Where did this wall come from?

This paralysis is due to a build-up of tension and apprehension. It's like your stomach tightening with every click-click-click as your rollercoaster climbs to the peak before the inevitable plunge. Once you reach the top, the tension goes away. You may not love the rollercoaster, but you are likely to release your pent up energy with a piercing shriek. You may even love the ride and will surely be proud you took the chance. It's the same with this paralysis. Once you break through the initial wall, the conversation will go smoother and your confidence and pride will grow.



How do I break through this wall and overcome my paralysis?

  1. Know yourself: It sounds simple but so important to know what your strengths and values are. Forget about your gaps and lean on your strengths. Do you like to learn? Are you thoughtful and empathetic? Are you creative? Are you curious? Are you a planner? Each of these can help in preparing for difficult events. Take a quick Personalized Introvert Superpower Quiz here.

  2. Be authentic: This can be a tough one, especially as an introvert surrounded by the extroverted social norm. But pretending to be someone else is transparent and painful. Be yourself and you will attract interest from those who like the real you.

  3. Question: Ask yourself in advance if you truly want and need to be at this event. Often we let our blind ambition and determination to push ourselves get the better of us. It is definitely good to stretch, but it's best to find a happy medium closer to your comfort zone.
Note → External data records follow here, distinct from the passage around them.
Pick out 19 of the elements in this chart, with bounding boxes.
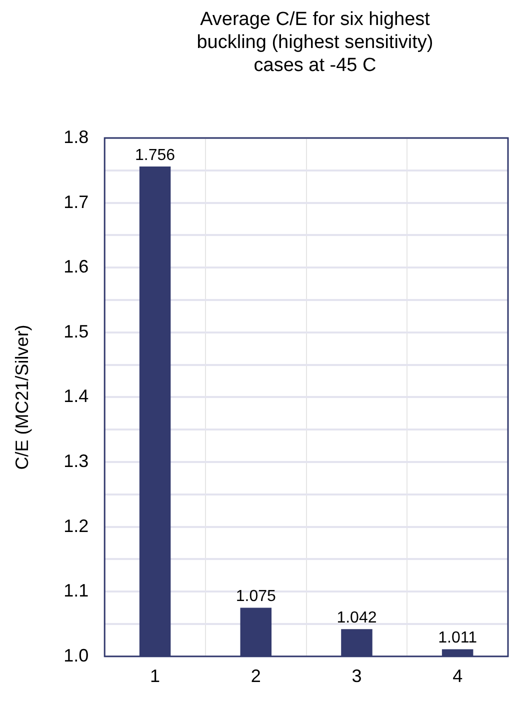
y-tick-label: 1.3 <box>64 450 89 471</box>
y-tick-label: 1.1 <box>64 580 89 601</box>
chart-title: Average C/E for six highest buckling (highest sensitivity) cases at -45 C <box>196 8 434 77</box>
data-label: 1.075 <box>236 588 276 606</box>
y-tick-label: 1.5 <box>64 321 89 342</box>
y-tick-label: 1.6 <box>64 256 89 277</box>
y-tick-label: 1.7 <box>64 192 89 212</box>
y-tick-label: 1.8 <box>64 126 89 147</box>
data-label: 1.011 <box>438 630 478 647</box>
y-tick-label: 1.4 <box>64 386 89 406</box>
data-label: 1.042 <box>336 610 377 627</box>
y-tick-label: 1.0 <box>64 645 89 666</box>
data-label: 1.756 <box>135 146 176 164</box>
x-tick-label: 4 <box>452 666 463 686</box>
x-tick-label: 3 <box>352 666 362 686</box>
x-tick-label: 1 <box>150 666 160 686</box>
y-tick-label: 1.2 <box>64 516 89 536</box>
x-tick-label: 2 <box>250 666 261 686</box>
y-axis-title: C/E (MC21/Silver) <box>12 324 32 470</box>
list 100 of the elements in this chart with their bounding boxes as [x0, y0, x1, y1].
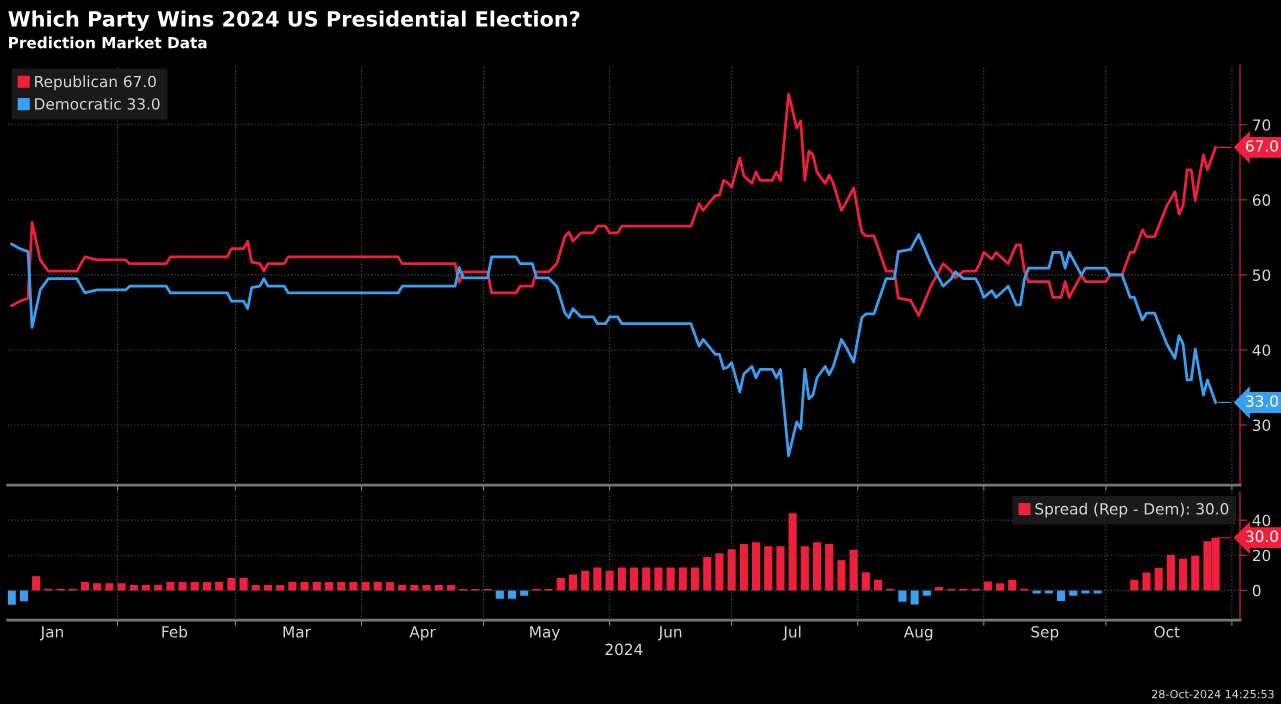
bar	[800, 546, 809, 591]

  4. Relax: Take a deep breath. Life will go on after the meeting, cocktail, or party. You are not likely the focus of all the attendees, so don't put undue pressure on yourself. Plan some alone time afterward.

  5. Envision success: Instead of focusing on the anxiety or all the things that could go wrong, envision a successful event. You can do this well in advance of something, or in the moments leading up to your introduction at the table. Support yourself with Positive Self Talk. Remind yourself you are interesting, curious, and capable. These words help, and they will drown out the negative thoughts that often take over.

  6. Start early: I've always found if I speak early in a meeting or show up early to a party and introduce myself to the few already there, my cluttered mind is distracted and the butterflies disappear.

  7. Prepare your List of Four: as a general exercise, these four lists are wall-breakers! Put them together, keep them handy, bring them with you, update them periodically:

  8. Interesting points about you: unique trips, hobbies, talents, passions, dreams.

  9. Current event topics: scan the news for interesting topics ranging from weather, sports, space program, or history. Avoid politics and religion.

  10. Work items: depending on the audience, you can inject your elevator speech of what you do, three projects you are working on, the biggest challenges in your job, or information you are seeking from your counterpart.

  11. Questions for strangers: know your audience. Ask about their hobbies or trips. Rather than ask "what do you do?", ask "what projects they are working on, what attracted them to their job, or what the biggest challenge is in their job?" Asking questions shows interest in others and also gives you a bit of time to prepare for your next line. You are never wholly responsible for maintaining the conversation. Finding a common topic will quickly relieve any nerves and you'll be off and running.

  12. Review your List of Four or speech outline: Be prepared by reviewing your presentation or speech outline or your List of Four, but don't write your speech out and don't try to memorize it. You are much better off knowing the subject and letting it flow than trying to remember each line and stalling when you can't.

  13. Bring a cheat sheet: before a social event or conference, I often jot down items from one or more of my List of Four on a business card or index card and put it in my pocket. If I feel overwhelmed and hence forgetful, I can duck into a corner or restroom and quickly review my list before returning to the foray with a renewed approach.


With a bit of forethought and authenticity, we can shed our introvert's paralysis and shift our approach at these social and work events from victim to victor!